De docent kiest in de ondersteuning voor het delen van verschillende heuristieken, zoals het signaleren van een deelprobleem, het verwijzen naar wat al gekend is, betekenis geven aan de opgave, de situatie modelleren of schematiseren, en het kiezen van een nieuw bruikbaar perspectief (Polya, 1948; Oonk, Keijzer, Lit, & Figueiredo, 2016). De docent brengt de heuristieken in tijdens een adaptieve ondersteuning in de vorm van scaffolding, als feeding back (reageren op inbreng studenten), hints geven (aanwijzingen geven, met name als studenten ‘verdwalen’), instructing (instructie geven), explaining (uitleggen hoe het zit, bijvoorbeeld door gebruik van wiskundige middelen), modeling (model staan voor wat je van studenten verwacht), en questioning (doorvragen naar aanleiding van gestelde problemen) (Van de Pol, Volman, & Beishuizen, 2010).

 

Data

De aard van de rekenvaardigheid van studenten is zichtbaar in de aanpak van reken-wiskundige problemen. Die komen hier naar voren tijdens de boven beschreven online intervisiebijeenkomsten.

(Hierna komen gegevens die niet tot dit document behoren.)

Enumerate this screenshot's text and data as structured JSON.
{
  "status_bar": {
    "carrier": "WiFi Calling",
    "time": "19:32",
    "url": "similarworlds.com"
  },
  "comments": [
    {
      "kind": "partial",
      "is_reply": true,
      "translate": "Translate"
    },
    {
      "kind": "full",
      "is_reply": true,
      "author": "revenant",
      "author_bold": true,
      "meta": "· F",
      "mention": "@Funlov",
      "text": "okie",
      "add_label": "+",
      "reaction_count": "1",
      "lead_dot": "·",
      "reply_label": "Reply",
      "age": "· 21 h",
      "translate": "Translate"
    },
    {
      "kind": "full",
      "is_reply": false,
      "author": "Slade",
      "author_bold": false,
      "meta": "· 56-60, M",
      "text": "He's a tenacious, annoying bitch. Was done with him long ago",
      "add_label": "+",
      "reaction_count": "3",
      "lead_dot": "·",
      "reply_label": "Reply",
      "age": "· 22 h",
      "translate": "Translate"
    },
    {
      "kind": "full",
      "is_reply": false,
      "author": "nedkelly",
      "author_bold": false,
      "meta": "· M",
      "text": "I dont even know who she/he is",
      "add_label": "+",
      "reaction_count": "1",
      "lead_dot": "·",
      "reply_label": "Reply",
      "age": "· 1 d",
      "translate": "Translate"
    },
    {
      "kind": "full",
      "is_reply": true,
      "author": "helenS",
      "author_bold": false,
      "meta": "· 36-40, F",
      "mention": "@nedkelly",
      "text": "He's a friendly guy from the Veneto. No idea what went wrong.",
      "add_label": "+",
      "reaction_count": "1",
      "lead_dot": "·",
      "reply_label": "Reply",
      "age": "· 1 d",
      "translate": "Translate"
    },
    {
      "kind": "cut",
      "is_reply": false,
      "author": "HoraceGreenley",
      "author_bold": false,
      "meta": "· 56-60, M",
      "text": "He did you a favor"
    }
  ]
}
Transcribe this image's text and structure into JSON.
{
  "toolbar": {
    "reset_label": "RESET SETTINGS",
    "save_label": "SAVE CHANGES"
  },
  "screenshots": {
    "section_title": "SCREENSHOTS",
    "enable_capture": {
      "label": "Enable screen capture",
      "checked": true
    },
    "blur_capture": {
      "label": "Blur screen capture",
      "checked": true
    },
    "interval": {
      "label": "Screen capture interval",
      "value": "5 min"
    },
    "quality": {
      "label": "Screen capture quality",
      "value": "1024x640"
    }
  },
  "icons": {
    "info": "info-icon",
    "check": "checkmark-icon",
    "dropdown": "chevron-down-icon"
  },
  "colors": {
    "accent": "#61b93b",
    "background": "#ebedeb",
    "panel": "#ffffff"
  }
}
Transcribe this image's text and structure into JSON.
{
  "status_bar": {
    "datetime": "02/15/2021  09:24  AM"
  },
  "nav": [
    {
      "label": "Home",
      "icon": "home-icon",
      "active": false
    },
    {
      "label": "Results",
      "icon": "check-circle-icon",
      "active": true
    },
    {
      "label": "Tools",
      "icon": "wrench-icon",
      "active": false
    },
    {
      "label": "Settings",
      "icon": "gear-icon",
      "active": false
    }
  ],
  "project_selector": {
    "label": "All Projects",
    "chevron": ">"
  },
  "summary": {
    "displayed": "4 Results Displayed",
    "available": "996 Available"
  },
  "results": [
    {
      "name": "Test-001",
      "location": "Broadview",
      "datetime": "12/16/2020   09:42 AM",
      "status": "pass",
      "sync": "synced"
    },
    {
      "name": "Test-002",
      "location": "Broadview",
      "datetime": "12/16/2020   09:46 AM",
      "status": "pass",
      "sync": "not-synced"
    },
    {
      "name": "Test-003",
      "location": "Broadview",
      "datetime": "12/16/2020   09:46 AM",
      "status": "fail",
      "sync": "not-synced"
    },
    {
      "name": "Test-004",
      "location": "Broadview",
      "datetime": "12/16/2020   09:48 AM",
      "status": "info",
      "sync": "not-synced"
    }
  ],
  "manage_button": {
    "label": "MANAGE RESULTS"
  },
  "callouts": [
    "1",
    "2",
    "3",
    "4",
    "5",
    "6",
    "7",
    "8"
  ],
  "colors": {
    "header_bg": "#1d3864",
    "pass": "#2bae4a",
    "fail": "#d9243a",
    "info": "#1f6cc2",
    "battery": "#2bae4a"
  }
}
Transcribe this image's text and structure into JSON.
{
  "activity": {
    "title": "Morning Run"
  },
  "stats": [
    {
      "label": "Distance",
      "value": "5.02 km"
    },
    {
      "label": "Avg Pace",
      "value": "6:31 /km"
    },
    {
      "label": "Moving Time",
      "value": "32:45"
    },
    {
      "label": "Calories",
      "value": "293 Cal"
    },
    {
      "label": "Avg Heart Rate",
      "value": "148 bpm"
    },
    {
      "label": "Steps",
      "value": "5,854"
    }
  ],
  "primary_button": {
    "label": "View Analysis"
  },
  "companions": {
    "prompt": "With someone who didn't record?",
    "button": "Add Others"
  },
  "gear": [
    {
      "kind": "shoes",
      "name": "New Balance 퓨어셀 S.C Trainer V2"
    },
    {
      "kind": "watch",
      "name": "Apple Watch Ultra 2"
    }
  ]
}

Deze bijeenkomsten zijn vastgelegd op video en vervolgens getranscribeerd.

 

Analyse

De aldus verkregen transcripten zijn open gecodeerd op:

- het gebruik van heuristieken door studenten en docenten,

- het gebruik van rekenstrategieën en -aanpakken door docent en studenten,

- rekenfouten die studenten maken.

De codering is uitgevoerd door de eerste auteur en besproken met de tweede auteur, totdat volledige overeenstemming is verkregen over de codering.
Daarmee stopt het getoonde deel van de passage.